Mr Seredniak told of how, on one occasion, he was taken to the basement where he saw a Ukrainian man in his 20s holding his hands in pain because officers had inserted needles under his fingernails.
He was also one of several former prisoners who accused the guards of leaving them under-nourished.
Portions were reportedly very small, with Mr Seredniak considering himself lucky to be given 300-400 calories a day. He said he dropped from his usual weight of 80kg to 60kg while he was there.
Similarly, Iryna Stohnii, a 36-year-old senior combat medic in the 56th Brigade, said everyone at the facility was ‘constantly malnourished’.
While doctors did visit the detainees, they ‘didn’t necessarily help’, Mr Seredniak added.
Mr Dyblenko told how no one came to treat one of his cellmates after he had a heart attack in September, following ‘constant physical abuse’.
The unnamed 53-year-old reportedly died three weeks later before his body was returned to Ukraine at the end of last year.
A 34-year-old senior sergeant in the regiment, Serhii Rotchuk, said guards believed Vladimir Putin’s ‘de-Nazification’ narrative and constantly came up with issues with his tattoos – a raven, the symbol of an infantry platoon and an emblem of the Jedi Order from Star Wars.
Mr Rotchuk claims he was placed in solitary confinement for two months after he refused to make false confessions about torturing Russian soldiers.
He told the devastating story of how one of his cellmates, a fighter in his 20s, broke a small mirror above the sink and tried to kill himself but others managed to save him and stop the bleeding with their hands.
Russian authorities did not respond to the BBC’s week-long investigation but they have previously denied torturing or mistreating captives.
The government has not allowed any outside bodies, such as the United Nations or the Red Cross, to visit the Taganrog site, which was used as a regular jail before the war.
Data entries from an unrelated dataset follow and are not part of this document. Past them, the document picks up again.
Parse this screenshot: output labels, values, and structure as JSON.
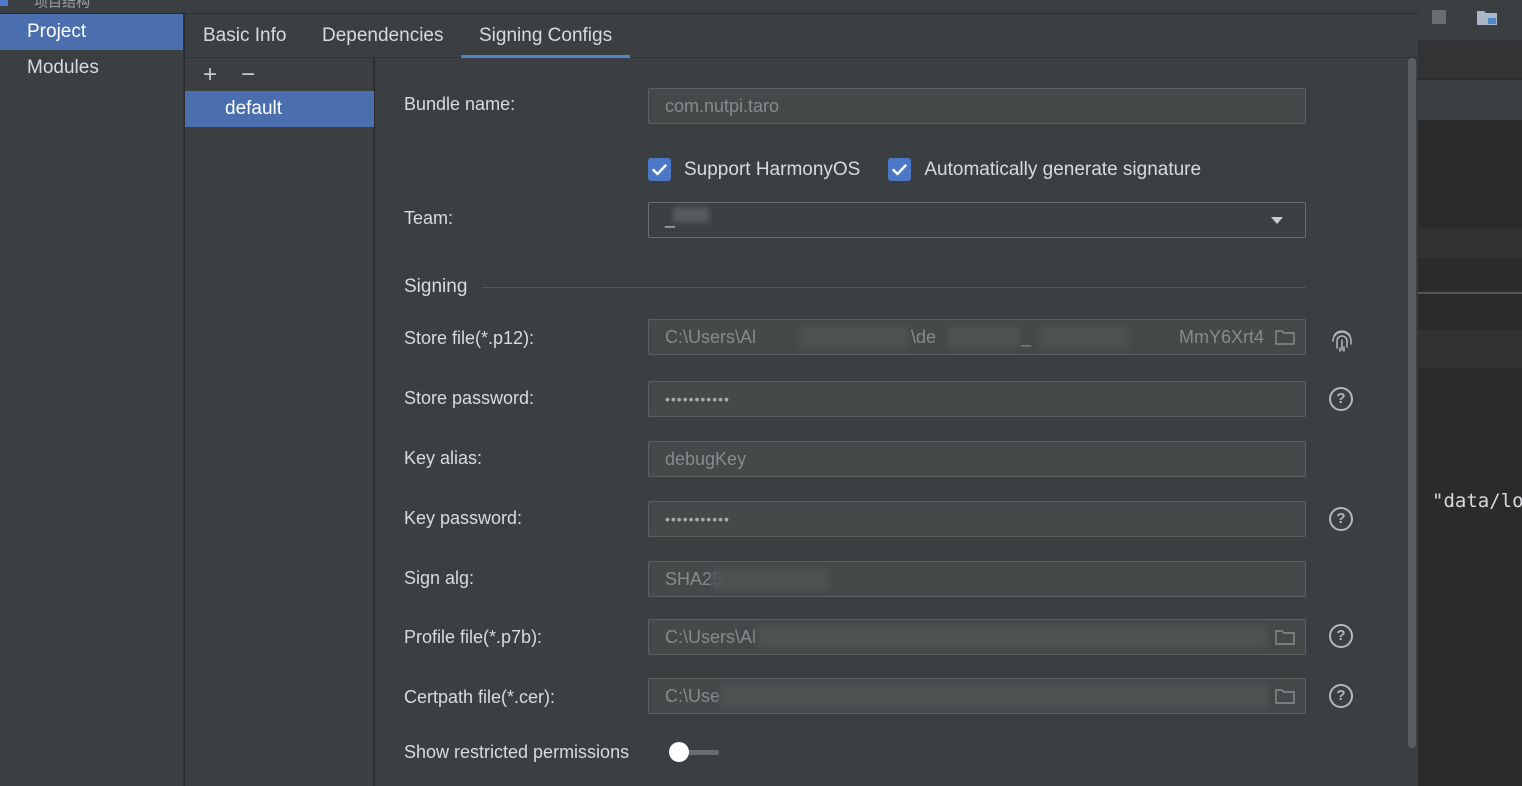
{
  "window": {
    "title_fragment": "项目结构"
  },
  "nav": {
    "items": [
      {
        "label": "Project",
        "selected": true
      },
      {
        "label": "Modules",
        "selected": false
      }
    ]
  },
  "tabs": [
    {
      "label": "Basic Info"
    },
    {
      "label": "Dependencies"
    },
    {
      "label": "Signing Configs",
      "active": true
    }
  ],
  "configs": {
    "add_label": "+",
    "remove_label": "−",
    "items": [
      "default"
    ]
  },
  "form": {
    "bundle_name": {
      "label": "Bundle name:",
      "value": "com.nutpi.taro"
    },
    "support_harmonyos": {
      "label": "Support HarmonyOS",
      "checked": true
    },
    "auto_signature": {
      "label": "Automatically generate signature",
      "checked": true
    },
    "team": {
      "label": "Team:",
      "value": "_"
    },
    "signing_section": "Signing",
    "store_file": {
      "label": "Store file(*.p12):",
      "value_start": "C:\\Users\\Al",
      "value_mid": "\\de",
      "value_mid2": "_",
      "value_end": "MmY6Xrt4"
    },
    "store_password": {
      "label": "Store password:",
      "value": "•••••••••••"
    },
    "key_alias": {
      "label": "Key alias:",
      "value": "debugKey"
    },
    "key_password": {
      "label": "Key password:",
      "value": "•••••••••••"
    },
    "sign_alg": {
      "label": "Sign alg:",
      "value": "SHA25"
    },
    "profile_file": {
      "label": "Profile file(*.p7b):",
      "value": "C:\\Users\\Al"
    },
    "certpath_file": {
      "label": "Certpath file(*.cer):",
      "value": "C:\\Use"
    },
    "show_restricted": {
      "label": "Show restricted permissions",
      "enabled": false
    },
    "help_glyph": "?"
  },
  "editor": {
    "code_fragment": "\"data/lo"
  },
  "colors": {
    "accent": "#4b6eaf",
    "tab_underline": "#4a88c7",
    "checkbox": "#4b78c6",
    "panel": "#3c3f41",
    "field": "#45494a"
  }
}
Kris Janowski, a spokesperson for United Nations High Commissioner for Human Rights (OHCHR), said using a jail to hold captives was a breach of human rights law already, as prisoners of war are supposed to be kept in special facilities.
In March, the OHCHR said Russia had ‘failed to ensure the humane treatment’ of prisoners, with ‘strong patterns of violations’.
Ukraine has also faced accusations of breaking international law in its treatment of prisoners of war but it has opened up its facilities to international bodies.
An investigator from the Ukrainian Media Initiative for Human Rights, Mariia Klymyk, said the Taganrog prison was ‘one the worst places for Ukrainian detainees in Russia’.